How Data Can Provide Agility and Competitive Edge During Times of Crisis

14.12.20 Vincent Him, Sales Director, Europe

The financial services industry is undergoing an intense period of transformation. With the Covid-19 pandemic accelerating moves towards digitalisation, global competition, and regulatory scrutiny, firms are operating in an environment that demands the ability to pivot on the latest development at any moment in time.

So how do firms remain competitive in this increasingly complex landscape? The answer is simple: through the optimisation of their data.

A better understanding of the accuracy, timeliness and completeness of your data ultimately leads to a better understanding of your business. To achieve this, firms need to identify problems earlier, and they need to evidence controls at granular levels across their operations. Get this right, and the rewards can be considerable.

Market volatility and regulation are fundamental and well-cited areas where getting data right can bring significant benefits to the business. Market volatility has dominated this year, and this shows no signs of stopping, with vaccine announcements recently driving spikes in volume. To keep apace, you need systems that can process complex data sets at high volumes in real-time, ensuring you’re never trading off old information.

When it comes to regulation, all reporting is data driven, whether it’s MiFIDII, MAS or CAT. And with FINRA issuing an eye-watering $39.5m in fines in 2019, it’s clear many firms still don’t have the right data processes in place.

But it does not stop there. What firms need to see is the strategic asset that data was born to be. As increasing numbers of firms compete to provide best in class technologies and services, innovation becomes a key differentiator. And the effective application of data across the business is vital for firms if they are to keep up with the speed that the market is currently innovating at. With firms in APAC investing heavily in technology, the rest of the world must ensure that they prioritise data led innovation in order to remain competitive.

To harness the power of data, you need to start by looking at the systems that process it. Legacy systems are a huge barrier to supporting this goal. Those that continue to rely on technology stacks designed decades ago will simply be unable to meet modern demand. The sheer number of spreadsheet-based controls alone remains surprising. This is because there is often a hesitancy to move away from legacy due to a fear of rising costs, when in fact it can reduce total cost of ownership by 74% across the business.

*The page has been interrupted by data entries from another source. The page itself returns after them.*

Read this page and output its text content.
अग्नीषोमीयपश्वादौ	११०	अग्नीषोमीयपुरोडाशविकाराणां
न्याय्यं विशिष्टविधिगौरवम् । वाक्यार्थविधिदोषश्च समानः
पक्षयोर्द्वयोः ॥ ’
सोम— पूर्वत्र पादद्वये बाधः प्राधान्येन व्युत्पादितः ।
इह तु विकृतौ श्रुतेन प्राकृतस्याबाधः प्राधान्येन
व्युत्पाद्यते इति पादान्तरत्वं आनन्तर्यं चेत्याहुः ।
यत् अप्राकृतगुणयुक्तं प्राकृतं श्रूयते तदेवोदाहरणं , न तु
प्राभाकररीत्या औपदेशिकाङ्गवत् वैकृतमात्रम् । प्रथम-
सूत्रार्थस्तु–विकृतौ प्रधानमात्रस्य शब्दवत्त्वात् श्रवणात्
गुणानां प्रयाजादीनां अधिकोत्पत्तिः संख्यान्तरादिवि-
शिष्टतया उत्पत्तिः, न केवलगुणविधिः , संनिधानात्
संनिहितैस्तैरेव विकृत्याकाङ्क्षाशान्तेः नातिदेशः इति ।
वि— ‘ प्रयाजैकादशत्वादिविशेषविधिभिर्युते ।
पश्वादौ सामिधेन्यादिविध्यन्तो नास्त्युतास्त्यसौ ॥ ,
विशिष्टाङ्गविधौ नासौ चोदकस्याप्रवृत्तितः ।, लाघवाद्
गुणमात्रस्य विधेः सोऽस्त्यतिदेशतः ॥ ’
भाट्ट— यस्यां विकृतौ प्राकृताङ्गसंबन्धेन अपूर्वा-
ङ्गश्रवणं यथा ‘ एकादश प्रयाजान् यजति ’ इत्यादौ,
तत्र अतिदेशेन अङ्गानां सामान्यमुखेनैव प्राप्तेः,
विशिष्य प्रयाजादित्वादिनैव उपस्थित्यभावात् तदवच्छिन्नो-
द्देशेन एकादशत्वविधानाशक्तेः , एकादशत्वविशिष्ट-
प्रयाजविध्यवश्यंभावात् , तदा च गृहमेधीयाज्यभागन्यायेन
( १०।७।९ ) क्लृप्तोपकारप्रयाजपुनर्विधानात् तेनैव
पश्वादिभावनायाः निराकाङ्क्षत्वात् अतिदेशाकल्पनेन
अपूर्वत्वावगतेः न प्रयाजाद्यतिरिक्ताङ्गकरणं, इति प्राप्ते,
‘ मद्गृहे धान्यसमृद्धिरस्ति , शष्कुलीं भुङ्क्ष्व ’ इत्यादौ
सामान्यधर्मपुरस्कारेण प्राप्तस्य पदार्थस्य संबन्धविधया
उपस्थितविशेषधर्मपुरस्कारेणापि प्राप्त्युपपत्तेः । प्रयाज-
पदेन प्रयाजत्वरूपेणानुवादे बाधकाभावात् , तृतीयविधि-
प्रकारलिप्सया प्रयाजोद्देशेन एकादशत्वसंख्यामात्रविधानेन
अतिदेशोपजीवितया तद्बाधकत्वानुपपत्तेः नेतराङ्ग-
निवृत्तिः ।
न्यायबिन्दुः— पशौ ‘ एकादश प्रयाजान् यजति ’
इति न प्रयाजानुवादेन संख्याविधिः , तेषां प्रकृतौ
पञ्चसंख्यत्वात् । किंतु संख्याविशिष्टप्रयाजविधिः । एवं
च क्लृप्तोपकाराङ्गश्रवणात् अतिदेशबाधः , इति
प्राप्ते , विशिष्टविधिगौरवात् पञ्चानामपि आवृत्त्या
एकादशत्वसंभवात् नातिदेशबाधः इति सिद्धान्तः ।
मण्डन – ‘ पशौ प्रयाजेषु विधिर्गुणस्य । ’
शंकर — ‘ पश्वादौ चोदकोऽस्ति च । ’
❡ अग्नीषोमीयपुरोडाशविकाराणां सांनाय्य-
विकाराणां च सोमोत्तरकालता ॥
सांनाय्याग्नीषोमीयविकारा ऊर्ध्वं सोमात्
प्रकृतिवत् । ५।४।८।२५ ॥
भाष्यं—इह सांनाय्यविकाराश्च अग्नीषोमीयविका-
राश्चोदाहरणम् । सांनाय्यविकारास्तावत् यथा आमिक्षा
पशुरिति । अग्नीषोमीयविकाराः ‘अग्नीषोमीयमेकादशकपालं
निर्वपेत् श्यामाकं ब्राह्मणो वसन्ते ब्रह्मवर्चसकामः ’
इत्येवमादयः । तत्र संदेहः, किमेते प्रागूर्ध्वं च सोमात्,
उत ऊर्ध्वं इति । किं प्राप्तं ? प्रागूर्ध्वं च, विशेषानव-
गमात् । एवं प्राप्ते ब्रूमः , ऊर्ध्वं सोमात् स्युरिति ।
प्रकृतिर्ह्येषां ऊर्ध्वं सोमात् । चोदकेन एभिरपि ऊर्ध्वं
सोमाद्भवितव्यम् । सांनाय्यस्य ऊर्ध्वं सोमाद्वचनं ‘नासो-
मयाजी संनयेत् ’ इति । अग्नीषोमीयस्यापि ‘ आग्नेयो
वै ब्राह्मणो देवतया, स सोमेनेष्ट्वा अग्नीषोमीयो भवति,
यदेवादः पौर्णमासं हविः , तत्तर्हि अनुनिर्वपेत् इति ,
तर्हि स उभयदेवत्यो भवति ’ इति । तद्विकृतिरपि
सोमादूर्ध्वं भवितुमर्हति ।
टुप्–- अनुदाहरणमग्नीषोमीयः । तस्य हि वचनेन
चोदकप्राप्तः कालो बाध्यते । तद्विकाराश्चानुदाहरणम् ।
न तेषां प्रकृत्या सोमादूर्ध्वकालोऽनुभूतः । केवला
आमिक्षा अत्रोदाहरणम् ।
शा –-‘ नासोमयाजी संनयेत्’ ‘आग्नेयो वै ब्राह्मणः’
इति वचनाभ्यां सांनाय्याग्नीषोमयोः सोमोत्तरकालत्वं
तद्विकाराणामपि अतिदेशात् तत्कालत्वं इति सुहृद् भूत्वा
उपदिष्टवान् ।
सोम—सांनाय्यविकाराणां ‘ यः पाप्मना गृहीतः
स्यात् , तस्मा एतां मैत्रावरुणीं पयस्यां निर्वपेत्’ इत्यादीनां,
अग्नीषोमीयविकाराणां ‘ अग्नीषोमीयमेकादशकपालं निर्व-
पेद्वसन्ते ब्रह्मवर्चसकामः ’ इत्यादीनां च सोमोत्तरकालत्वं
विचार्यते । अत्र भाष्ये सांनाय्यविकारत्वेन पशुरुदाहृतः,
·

But it’s not just about how you collect and transfer your data; it’s about how you analyse it. Predictive analytics tools will be vital to ensuring that this data can be easily interpreted and utilised firm wide. The easier data is to interpret, the more you can do with it. What this, and the points above show, is that data should not be an afterthought or tick box exercise. It can and should be the foundation of your business strategy. If you don’t validate, reconcile and report it in a way that ensures your firm is ready for anything, then you’re on the losing end of the scale.

Firms in the financial services industry face a difficult period, with challenges appearing around every corner. Data will form the foundation of their response, not only allowing them to meet these issues with adaptability, but when used right, give them a competitive edge.